- How can preservice teachers be prepared to teach in a TWI setting? What information and skills do they need in order to be effective in TWI programs?
- What are some useful and appropriate supports for new TWI immersion teachers?
- What are some useful strategies that team teachers can use to communicate student progress and coordinate lesson planning? What does teaming look like in a TWI setting?
2. What are some useful and appropriate supports for new TWI immersion teachers?
There is a limited research base in this area, but respondents stressed that in TWI settings, as in other educational settings, mentoring and peer coaching are two reliable and appropriate supports for new teachers. At Nestor Elementary’s 90/10 program in San Diego, new teachers are placed with a veteran TWI teacher at the same grade level. This veteran teacher is to be their mentor and to provide training and guidance throughout the year. In addition, the TWI resource teacher provides new teachers with a program overview and meets with them periodically throughout the year to provide support as needed. Likewise, at Key Elementary’s 50/50 program in Arlington, VA, the district provides a mentor for every new teacher, as they do for all new teachers in the district.
Other suggested supports for new teachers include the following:
- A resource teacher in the classroom or an assistant to help with differentiated instruction.
- Resources for teaching and evaluating the different components of language and content that are to be covered at a particular grade level and in a particular language (e.g., language and content standards, and lesson plan templates and examples such as those provided in this toolkit).
- Assistance with lesson planning from a mentor or another teacher at the same grade level.
- Opportunities for informal conversations and the exchange of ideas, such as school social gatherings.
- Workshops and other inservice professional development opportunities.
- Conferences, particularly those that focus on teaching in bilingual and/or TWI environments.
- Suggestions about how to be proactive and engaged with parents, for example, through a weekly newsletter in both program languages.
- Teacher research activities such as peer ethnography (e.g., Calderón, 1995) that promote discussion and reflection on teaching practices.
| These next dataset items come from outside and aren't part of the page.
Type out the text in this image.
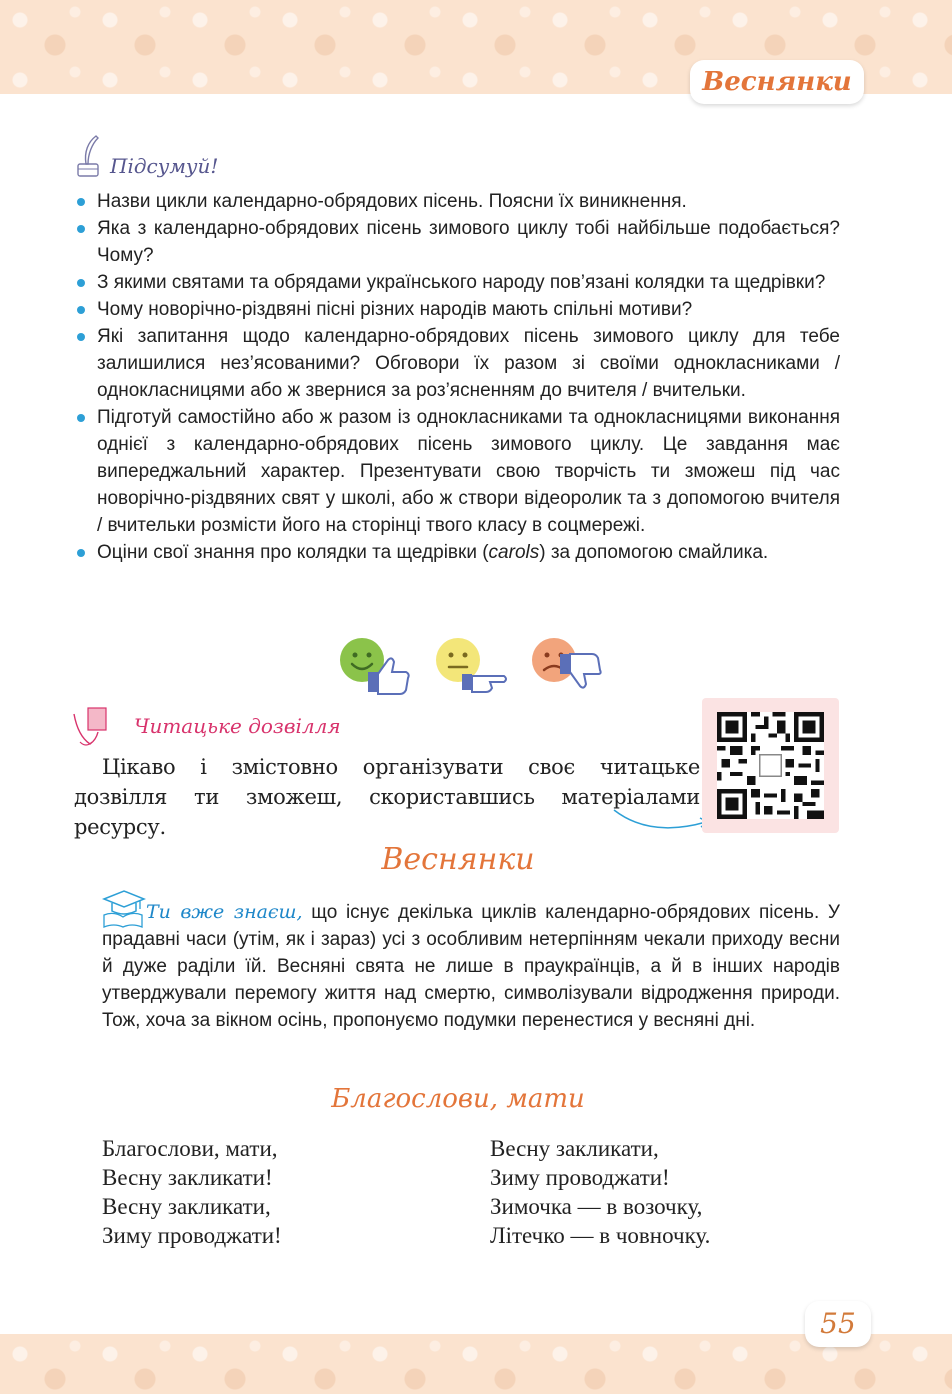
Веснянки
Підсумуй!
Назви цикли календарно-обрядових пісень. Поясни їх виникнення.
Яка з календарно-обрядових пісень зимового циклу тобі найбільше подобається? Чому?
З якими святами та обрядами українського народу пов’язані колядки та щедрівки?
Чому новорічно-різдвяні пісні різних народів мають спільні мотиви?
Які запитання щодо календарно-обрядових пісень зимового циклу для тебе залишилися нез’ясованими? Обговори їх разом зі своїми однокласниками / однокласницями або ж звернися за роз’ясненням до вчителя / вчительки.
Підготуй самостійно або ж разом із однокласниками та однокласницями виконання однієї з календарно-обрядових пісень зимового циклу. Це завдання має випереджальний характер. Презентувати свою творчість ти зможеш під час новорічно-різдвяних свят у школі, або ж створи відеоролик та з допомогою вчителя / вчительки розмісти його на сторінці твого класу в соцмережі.
Оціни свої знання про колядки та щедрівки (carols) за допомогою смайлика.
Читацьке дозвілля

Цікаво і змістовно організувати своє читацьке дозвілля ти зможеш, скориставшись матеріалами ресурсу.

Веснянки

Ти вже знаєш, що існує декілька циклів календарно-обрядових пісень. У прадавні часи (утім, як і зараз) усі з особливим нетерпінням чекали приходу весни й дуже раділи їй. Весняні свята не лише в праукраїнців, а й в інших народів утверджували перемогу життя над смертю, символізували відродження природи. Тож, хоча за вікном осінь, пропонуємо подумки перенестися у весняні дні.

Благослови, мати
Благослови, мати,
Весну закликати!
Весну закликати,
Зиму проводжати!
Весну закликати,
Зиму проводжати!
Зимочка — в возочку,
Літечко — в човночку.
55
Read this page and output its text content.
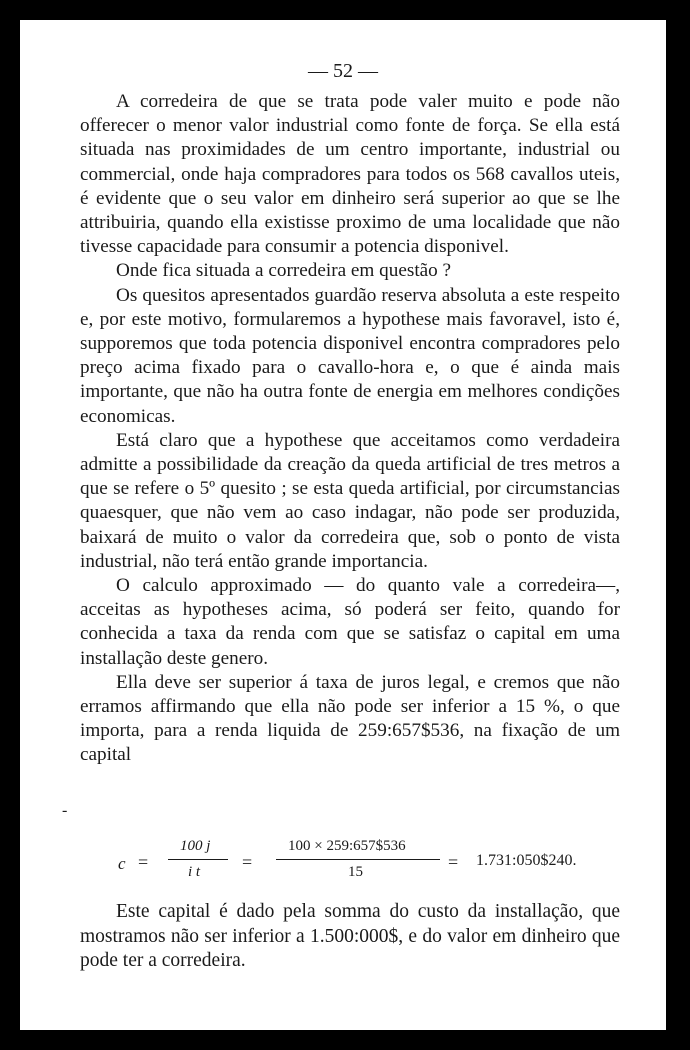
— 52 —

A corredeira de que se trata pode valer muito e pode não offerecer o menor valor industrial como fonte de força. Se ella está situada nas proximidades de um centro importante, industrial ou commercial, onde haja compradores para todos os 568 cavallos uteis, é evidente que o seu valor em dinheiro será superior ao que se lhe attribuiria, quando ella existisse proximo de uma localidade que não tivesse capacidade para consumir a potencia disponivel.

Onde fica situada a corredeira em questão ?

Os quesitos apresentados guardão reserva absoluta a este respeito e, por este motivo, formularemos a hypothese mais favoravel, isto é, supporemos que toda potencia disponivel encontra compradores pelo preço acima fixado para o cavallo-hora e, o que é ainda mais importante, que não ha outra fonte de energia em melhores condições economicas.

Está claro que a hypothese que acceitamos como verdadeira admitte a possibilidade da creação da queda artificial de tres metros a que se refere o 5º quesito ; se esta queda artificial, por circumstancias quaesquer, que não vem ao caso indagar, não pode ser produzida, baixará de muito o valor da corredeira que, sob o ponto de vista industrial, não terá então grande importancia.

O calculo approximado — do quanto vale a corredeira—, acceitas as hypotheses acima, só poderá ser feito, quando for conhecida a taxa da renda com que se satisfaz o capital em uma installação deste genero.

Ella deve ser superior á taxa de juros legal, e cremos que não erramos affirmando que ella não pode ser inferior a 15 %, o que importa, para a renda liquida de 259:657$536, na fixação de um capital

-
c =
100 j
i t =
100 × 259:657$536
15	= 1.731:050$240.

Este capital é dado pela somma do custo da installação, que mostramos não ser inferior a 1.500:000$, e do valor em dinheiro que pode ter a corredeira.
Other needed supports, based on interviews with teachers in the Amigos 50/50 program in Cambridge, MA (Cazabon, Lambert, & Heise-Baigorria, 2002) are as follows:
- Common planning time;
- High quality pedagogical materials in the partner language;
- Flexibility when scheduling specials (i.e. art, music, PE, library, etc.);
- In-class supports, such as paraprofessionals, volunteers, and interns;
- In-class coaching model for staff development;
- Help in working together with other program teachers as a team; and
- Networking with staff from other TWI programs. For new programs, it is possible to set up teacher mentoring programs with experienced teachers at more established programs in the area (or online mentoring with teachers in a school that is farther away).